Just as state leaders in Mississippi came to recognize and act on a series of existential threats to the next generation — including a lack of support and accountability for effective reading instruction, as well as a longstanding failure to equitably and effectively fund public schools — in 2025, the bipartisan coalition that passed Act 73 similarly took the difficult step of acknowledging where and how Vermont has fallen short in serving our young people.

Vermont has a fragmented system of public education that features wide disparities in funding, expectations, and opportunities for the roughly 70,000 students spread across 119 school districts. Per-pupil funding by district ranges from $9,000 to $18,000. Criteria for earning a high school diploma is left up to interpretation by Supervisory Unions and Supervisory Districts. Depending on the town they call home, there is no guarantee that a student can access opportunities like AP courses, world languages, or career and technical education.

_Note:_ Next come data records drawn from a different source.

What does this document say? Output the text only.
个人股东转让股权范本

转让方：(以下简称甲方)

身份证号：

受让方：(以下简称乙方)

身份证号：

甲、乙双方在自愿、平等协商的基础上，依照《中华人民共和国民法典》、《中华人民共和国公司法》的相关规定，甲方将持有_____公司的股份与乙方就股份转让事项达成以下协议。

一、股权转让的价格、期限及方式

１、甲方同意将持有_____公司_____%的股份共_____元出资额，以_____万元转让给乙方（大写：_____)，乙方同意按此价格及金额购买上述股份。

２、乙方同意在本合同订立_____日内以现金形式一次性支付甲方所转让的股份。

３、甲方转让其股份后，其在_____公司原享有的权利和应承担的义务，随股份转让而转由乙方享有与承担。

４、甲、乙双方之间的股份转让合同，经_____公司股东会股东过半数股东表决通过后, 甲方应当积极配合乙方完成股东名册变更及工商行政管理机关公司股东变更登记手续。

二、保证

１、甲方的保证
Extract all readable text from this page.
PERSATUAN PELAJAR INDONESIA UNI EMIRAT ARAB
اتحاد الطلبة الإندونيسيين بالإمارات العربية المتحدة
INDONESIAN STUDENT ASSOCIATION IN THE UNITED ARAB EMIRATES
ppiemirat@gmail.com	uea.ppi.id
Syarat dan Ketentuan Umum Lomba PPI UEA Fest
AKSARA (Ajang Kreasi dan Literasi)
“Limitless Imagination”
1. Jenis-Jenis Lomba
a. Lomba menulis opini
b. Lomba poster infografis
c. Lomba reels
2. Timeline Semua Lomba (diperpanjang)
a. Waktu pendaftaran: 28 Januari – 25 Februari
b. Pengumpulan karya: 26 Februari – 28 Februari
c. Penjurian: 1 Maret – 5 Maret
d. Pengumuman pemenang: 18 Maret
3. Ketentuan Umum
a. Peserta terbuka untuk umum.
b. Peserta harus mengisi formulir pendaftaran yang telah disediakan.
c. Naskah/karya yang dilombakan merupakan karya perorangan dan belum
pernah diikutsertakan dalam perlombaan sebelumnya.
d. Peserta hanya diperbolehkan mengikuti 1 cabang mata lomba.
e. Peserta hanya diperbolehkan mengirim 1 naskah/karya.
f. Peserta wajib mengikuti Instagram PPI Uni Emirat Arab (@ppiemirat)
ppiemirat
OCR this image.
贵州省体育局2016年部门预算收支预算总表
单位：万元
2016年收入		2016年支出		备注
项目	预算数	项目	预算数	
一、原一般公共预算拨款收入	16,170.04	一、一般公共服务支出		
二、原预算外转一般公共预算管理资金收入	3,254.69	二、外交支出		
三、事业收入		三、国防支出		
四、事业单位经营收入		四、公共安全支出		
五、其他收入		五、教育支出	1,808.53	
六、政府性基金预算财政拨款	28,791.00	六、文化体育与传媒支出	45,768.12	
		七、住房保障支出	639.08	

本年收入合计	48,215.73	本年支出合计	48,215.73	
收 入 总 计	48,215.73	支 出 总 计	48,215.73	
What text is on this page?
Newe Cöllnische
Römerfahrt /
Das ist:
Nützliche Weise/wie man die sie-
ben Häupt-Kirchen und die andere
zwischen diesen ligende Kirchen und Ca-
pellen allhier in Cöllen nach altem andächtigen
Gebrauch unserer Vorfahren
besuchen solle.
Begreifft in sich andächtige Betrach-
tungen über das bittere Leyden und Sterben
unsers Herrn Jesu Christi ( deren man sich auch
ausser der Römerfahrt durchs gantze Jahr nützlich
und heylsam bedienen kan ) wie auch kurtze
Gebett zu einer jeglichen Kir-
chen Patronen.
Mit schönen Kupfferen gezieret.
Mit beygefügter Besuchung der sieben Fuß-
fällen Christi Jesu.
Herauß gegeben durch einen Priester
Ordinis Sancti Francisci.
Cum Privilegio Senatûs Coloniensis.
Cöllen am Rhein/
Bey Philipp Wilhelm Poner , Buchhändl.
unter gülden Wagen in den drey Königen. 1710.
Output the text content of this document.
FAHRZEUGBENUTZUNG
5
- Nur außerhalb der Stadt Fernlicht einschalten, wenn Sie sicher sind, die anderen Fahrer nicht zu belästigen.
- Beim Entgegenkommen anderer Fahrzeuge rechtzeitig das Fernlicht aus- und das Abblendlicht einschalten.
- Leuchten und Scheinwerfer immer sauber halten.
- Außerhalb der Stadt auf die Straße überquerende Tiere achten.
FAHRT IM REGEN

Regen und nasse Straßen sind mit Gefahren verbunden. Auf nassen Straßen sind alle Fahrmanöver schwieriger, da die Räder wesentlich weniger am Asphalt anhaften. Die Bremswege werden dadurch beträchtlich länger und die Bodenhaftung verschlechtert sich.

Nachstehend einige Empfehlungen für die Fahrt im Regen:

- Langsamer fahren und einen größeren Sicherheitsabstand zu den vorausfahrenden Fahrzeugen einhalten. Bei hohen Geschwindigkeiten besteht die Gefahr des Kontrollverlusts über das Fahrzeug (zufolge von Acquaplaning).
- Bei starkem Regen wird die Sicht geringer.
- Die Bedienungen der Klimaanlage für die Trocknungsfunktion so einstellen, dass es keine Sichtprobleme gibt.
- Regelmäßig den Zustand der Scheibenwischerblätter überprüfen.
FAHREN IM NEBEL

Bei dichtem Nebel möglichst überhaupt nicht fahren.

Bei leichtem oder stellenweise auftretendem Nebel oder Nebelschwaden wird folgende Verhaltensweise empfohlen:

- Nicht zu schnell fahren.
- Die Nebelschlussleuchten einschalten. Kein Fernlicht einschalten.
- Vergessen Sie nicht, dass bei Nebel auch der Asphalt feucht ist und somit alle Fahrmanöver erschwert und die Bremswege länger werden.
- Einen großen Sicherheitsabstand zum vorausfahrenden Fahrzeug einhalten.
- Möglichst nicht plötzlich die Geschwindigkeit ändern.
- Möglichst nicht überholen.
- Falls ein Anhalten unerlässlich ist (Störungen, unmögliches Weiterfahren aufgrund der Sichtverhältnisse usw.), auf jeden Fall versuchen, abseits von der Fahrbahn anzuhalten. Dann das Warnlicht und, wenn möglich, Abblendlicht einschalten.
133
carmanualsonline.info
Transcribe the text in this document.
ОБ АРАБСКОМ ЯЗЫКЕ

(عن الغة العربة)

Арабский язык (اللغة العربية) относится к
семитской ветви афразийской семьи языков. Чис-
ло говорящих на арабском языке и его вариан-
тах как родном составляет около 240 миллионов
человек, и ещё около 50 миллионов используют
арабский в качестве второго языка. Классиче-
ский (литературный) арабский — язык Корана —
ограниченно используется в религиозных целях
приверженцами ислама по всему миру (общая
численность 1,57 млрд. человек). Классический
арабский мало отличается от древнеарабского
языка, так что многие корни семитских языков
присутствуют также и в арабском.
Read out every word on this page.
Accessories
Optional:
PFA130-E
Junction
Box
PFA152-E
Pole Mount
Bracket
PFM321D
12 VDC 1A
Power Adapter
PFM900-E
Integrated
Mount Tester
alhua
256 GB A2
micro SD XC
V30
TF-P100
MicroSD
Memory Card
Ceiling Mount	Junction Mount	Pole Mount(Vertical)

For some adults, that fragmentation is a feature not a bug. For others it is a reasonable byproduct of local control. The architects of Act 73 took a different view and bet on a future where Vermonters come together to tackle our challenges collectively.

That future includes establishing statewide graduation requirements that set a universal standard of excellence. It includes enacting a school funding formula that guarantees funding for students based on their unique needs. And, yes, it includes larger school districts that, among other benefits, will allow Vermont to invest in underserved communities and pay teachers more. 

Changing course takes courage. When a barrier to student success persists long enough it can become synonymous with tradition, and there is always a constituency for the status quo.

But tradition is a sad consolation prize for a kid on the wrong side of a tilted playing field. Ultimately, that is the theory of action behind the Mississippi Marathon. As a product of Vermont public schools who was lucky enough to have a front row seat to the biggest comeback story in American education, I encourage my fellow Vermonters to take note and prioritize the future of Vermont over our past.